Driving home a point without any solutions
THE BRANDT Commission in 1980 had called for a world "based less on power and status, more on justice and contract; less discretionary, more governed by fair and open rules". Shridath Ramphal renews that appeal, on the road to Rio, but passion is not the sole basis of his plea. His argument is based on his experience of more than two decades as a champion of the developing countries, with ideas honed as the president of the World Conservation Union and secretary-general of the British Commonwealth. With the distinction of being the only person to have served on all the five international commissions set up on global issues, including the Brandt and the Brundtland Commissions, Ramphal correlates scientific research with his definition of the nature and magnitude of human excesses.
Rich and poor countries contribute unequally to the environmental crisis, explains Ramphal. This, and their different economic capacities, prevents them seeking solutions together. Ramphal highlights factors which impeded cooperation in the past to propose solutions for in the future. He argues that global problems need global remedies.
Ramphal does not pull his punches in assailing the guilty. Take for example, the need to stabilise the global output of carbon dioxide. Ramphal says, "Ironically, the notable laggard in 1991 was the US, the worst polluter in this respect. The US accounts for 23 per cent of world carbon-dioxide emissions from fossil fuel use.
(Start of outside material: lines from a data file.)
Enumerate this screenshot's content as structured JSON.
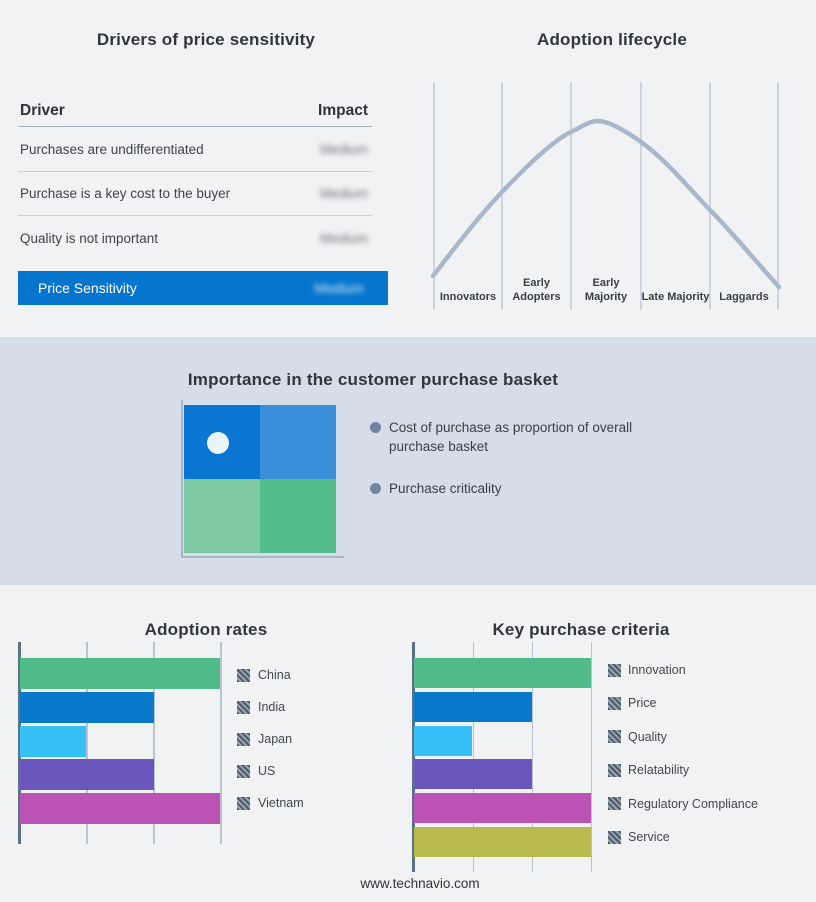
{
  "footer_text": "www.technavio.com",
  "colors": {
    "background": "#F1F2F4",
    "band_background": "#D4DDE8",
    "accent_blue": "#0575CE",
    "curve": "#A9B7CB",
    "axis_dark": "#5B7186",
    "gridline": "#B9C3D2",
    "bullet_marker": "#72849E"
  },
  "drivers_panel": {
    "title": "Drivers of price sensitivity",
    "columns": [
      "Driver",
      "Impact"
    ],
    "rows": [
      {
        "driver": "Purchases are undifferentiated",
        "impact": "Medium",
        "impact_redacted": true
      },
      {
        "driver": "Purchase is a key cost to the buyer",
        "impact": "Medium",
        "impact_redacted": true
      },
      {
        "driver": "Quality is not important",
        "impact": "Medium",
        "impact_redacted": true
      }
    ],
    "summary_row": {
      "driver": "Price Sensitivity",
      "impact": "Medium",
      "impact_redacted": true
    }
  },
  "importance_panel": {
    "title": "Importance in the customer purchase basket",
    "bullets": [
      "Cost of purchase as proportion of overall purchase basket",
      "Purchase criticality"
    ],
    "quadrant_colors": [
      "#0B76D1",
      "#3990D9",
      "#7EC8A4",
      "#53BD8D"
    ]
  },
  "chart_data": [
    {
      "type": "line",
      "title": "Adoption lifecycle",
      "x_categories": [
        "Innovators",
        "Early Adopters",
        "Early Majority",
        "Late Majority",
        "Laggards"
      ],
      "shape": "bell curve peaking near start of Early Majority segment",
      "curve_profile_relative_height": {
        "start": 0.08,
        "at_innovators_end": 0.55,
        "at_early_adopters_end": 0.9,
        "peak": 1.0,
        "at_late_majority_start": 0.88,
        "at_late_majority_end": 0.48,
        "end": 0.05
      },
      "grid": "vertical segment boundaries only",
      "line_color": "#A9B7CB",
      "legend_position": "none"
    },
    {
      "type": "bar",
      "title": "Adoption rates",
      "orientation": "horizontal",
      "categories": [
        "China",
        "India",
        "Japan",
        "US",
        "Vietnam"
      ],
      "values": [
        100,
        67,
        33,
        67,
        100
      ],
      "xlim": [
        0,
        100
      ],
      "values_note": "estimated from gridlines at thirds; no numeric axis labels shown",
      "bar_colors": [
        "#52BB8B",
        "#0878CB",
        "#35C0F5",
        "#6A55BD",
        "#BB53B4"
      ],
      "grid": "3 vertical gridlines",
      "legend_position": "right",
      "legend_swatch": "diagonal-hatch"
    },
    {
      "type": "bar",
      "title": "Key purchase criteria",
      "orientation": "horizontal",
      "categories": [
        "Innovation",
        "Price",
        "Quality",
        "Relatability",
        "Regulatory Compliance",
        "Service"
      ],
      "values": [
        100,
        67,
        33,
        67,
        100,
        100
      ],
      "xlim": [
        0,
        100
      ],
      "values_note": "estimated from gridlines at thirds; no numeric axis labels shown",
      "bar_colors": [
        "#52BB8B",
        "#0878CB",
        "#35C0F5",
        "#6A55BD",
        "#BB53B4",
        "#B9BA4D"
      ],
      "grid": "3 vertical gridlines",
      "legend_position": "right",
      "legend_swatch": "diagonal-hatch"
    }
  ]
}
The other Group of Seven nations together account for 18 per cent." The US alone, at preparatory meetings of the Earth Summit, resisted treaties to cut carbon dioxide emissions.
The author drives home the message that poverty and environment are inextricably linked in a chain of cause and effect. To him, the industrialisation of some countries and the consequent underdevelopment of others, endangers the environment the most. As he says, "Environmental problems cannot be tackled in isolation from those national and global economic factors that perpetuate large-scale poverty. International economic problems such as oppressive levels of debt service and depressed commodity prices ultimately force countries to exploit their natural resources in an unsustainable way in order to maintain essential export earnings."
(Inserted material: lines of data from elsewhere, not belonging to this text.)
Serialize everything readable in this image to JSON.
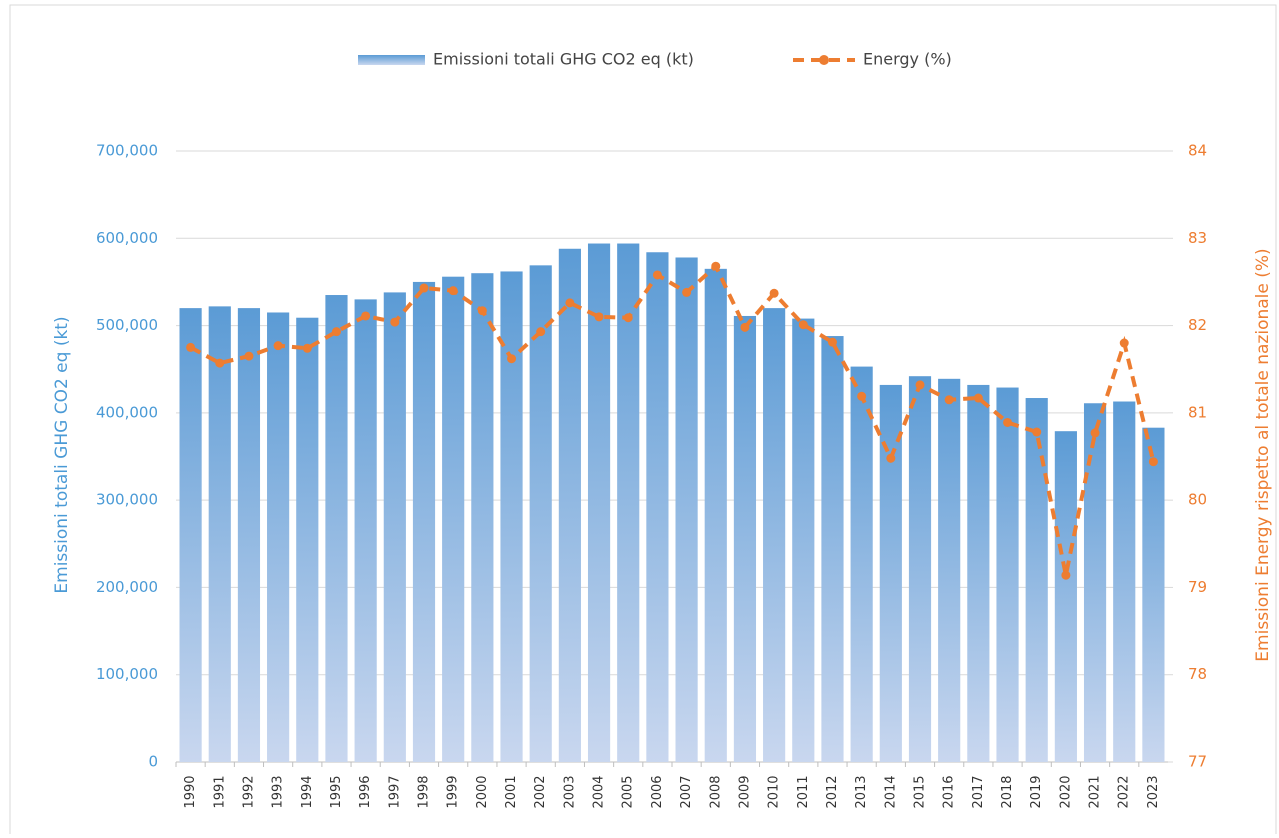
{
  "chart_data": {
    "type": "bar",
    "categories": [
      "1990",
      "1991",
      "1992",
      "1993",
      "1994",
      "1995",
      "1996",
      "1997",
      "1998",
      "1999",
      "2000",
      "2001",
      "2002",
      "2003",
      "2004",
      "2005",
      "2006",
      "2007",
      "2008",
      "2009",
      "2010",
      "2011",
      "2012",
      "2013",
      "2014",
      "2015",
      "2016",
      "2017",
      "2018",
      "2019",
      "2020",
      "2021",
      "2022",
      "2023"
    ],
    "series": [
      {
        "name": "Emissioni totali GHG CO2 eq (kt)",
        "color": "#5b9bd5",
        "type": "bar",
        "values": [
          520000,
          522000,
          520000,
          515000,
          509000,
          535000,
          530000,
          538000,
          550000,
          556000,
          560000,
          562000,
          569000,
          588000,
          594000,
          594000,
          584000,
          578000,
          565000,
          511000,
          520000,
          508000,
          488000,
          453000,
          432000,
          442000,
          439000,
          432000,
          429000,
          417000,
          379000,
          411000,
          413000,
          383000
        ]
      },
      {
        "name": "Energy (%)",
        "color": "#ed7d31",
        "type": "line",
        "axis": "y2",
        "values": [
          81.75,
          81.57,
          81.65,
          81.77,
          81.74,
          81.93,
          82.11,
          82.04,
          82.43,
          82.4,
          82.17,
          81.62,
          81.93,
          82.26,
          82.1,
          82.09,
          82.58,
          82.38,
          82.68,
          81.98,
          82.37,
          82.01,
          81.81,
          81.19,
          80.48,
          81.32,
          81.15,
          81.17,
          80.89,
          80.78,
          79.14,
          80.77,
          81.8,
          80.44
        ]
      }
    ],
    "y_label": "Emissioni totali GHG  CO2 eq (kt)",
    "y2_label": "Emissioni Energy rispetto al totale nazionale (%)",
    "ylim": [
      0,
      700000
    ],
    "yticks": [
      0,
      {
        "value": 100000,
        "label": "100,000"
      },
      {
        "value": 200000,
        "label": "200,000"
      },
      {
        "value": 300000,
        "label": "300,000"
      },
      {
        "value": 400000,
        "label": "400,000"
      },
      {
        "value": 500000,
        "label": "500,000"
      },
      {
        "value": 600000,
        "label": "600,000"
      },
      {
        "value": 700000,
        "label": "700,000"
      }
    ],
    "y2lim": [
      77,
      84
    ],
    "y2ticks": [
      77,
      78,
      79,
      80,
      81,
      82,
      83,
      84
    ],
    "grid": true,
    "legend": "top"
  }
}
The 10 chapters of the book are divided into four sections. The first, Ramphal's overview of the present crises, sweeping across time and space, shows how humans, or more precisely westerners, ruined the world. In what could be called excellent ecohistory, the author argues that contemporary western injunctions come across as attempts to preserve global inequalities of wealth and power. Western edicts like "Don't do as I do; just do as I say", do not secure willing responses when addressed by haves to have-nots.
In the next section, 'Ravages', Ramphal discusses the degradation of air, water and the earth and the contribution to all these by the consumption of fossil fuels. The analysis shows the West trying to cut down heavily on certain emissions, perhaps in fear of causing holes in the ozone layer. Is this fear because of radiation-induced skin cancer, to which "light-skinned people" are more prone? "Australia has the highest incidence (of skin cancer), and over ten thousand people a year are killed by it in the United States alone," says Ramphal.
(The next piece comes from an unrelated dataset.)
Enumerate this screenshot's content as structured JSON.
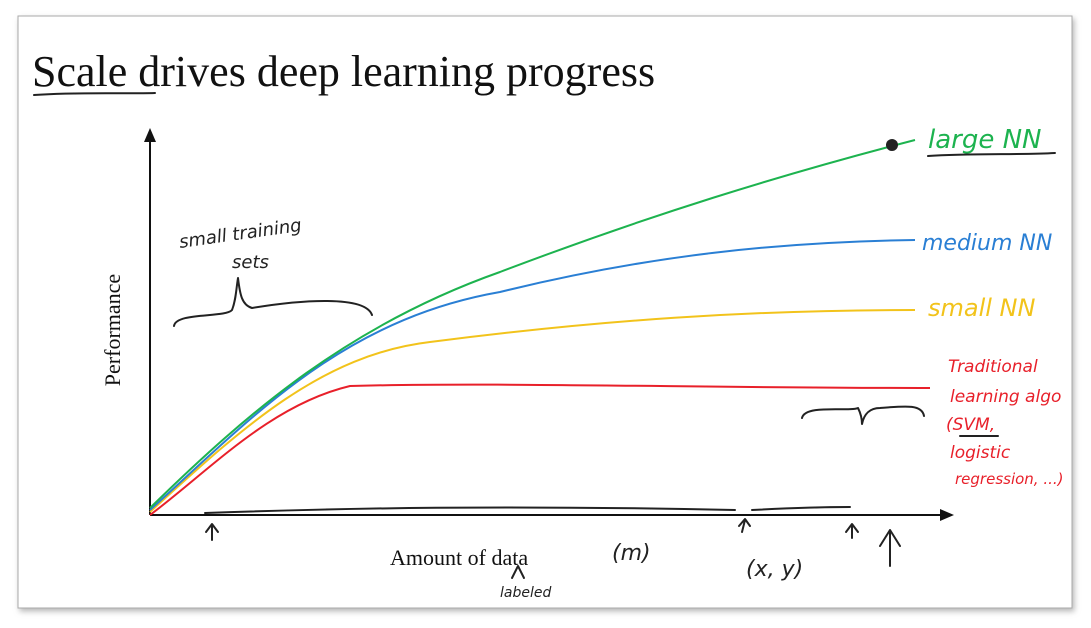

In the third section, Ramphal attributes the present impasse to the unequal relationship between the rich and the poor, accentuated by population pressures fostered in a "feudal world". The overconsumption of the rich has endangered human survival. Ramphal does not allow any rich country to escape responsibility by blaming developing countries.
What then are the solutions to all these problems? Throughout the book, Ramphal reiterates the need for the West to mend its ways. He raises an important issue: if the development of a quarter of the earth's people has made the notion of sustainability a serious one, how should the development of the rest of the globe be accommodated?
Ramphal falters in elaborating how to reach sustainability. The last section, "Responses", has an interesting discourse on the ethics of survival, but "muddles through" to an "enlightened change". This extremely readable book, a must for those interested in what led to Rio, leaves one wondering why Ramphal, is not pessimistic about conventions and conferences. Is it because of his Guyanese stoicism, and the realisation that the negotiating table is the only way out for the developing nations?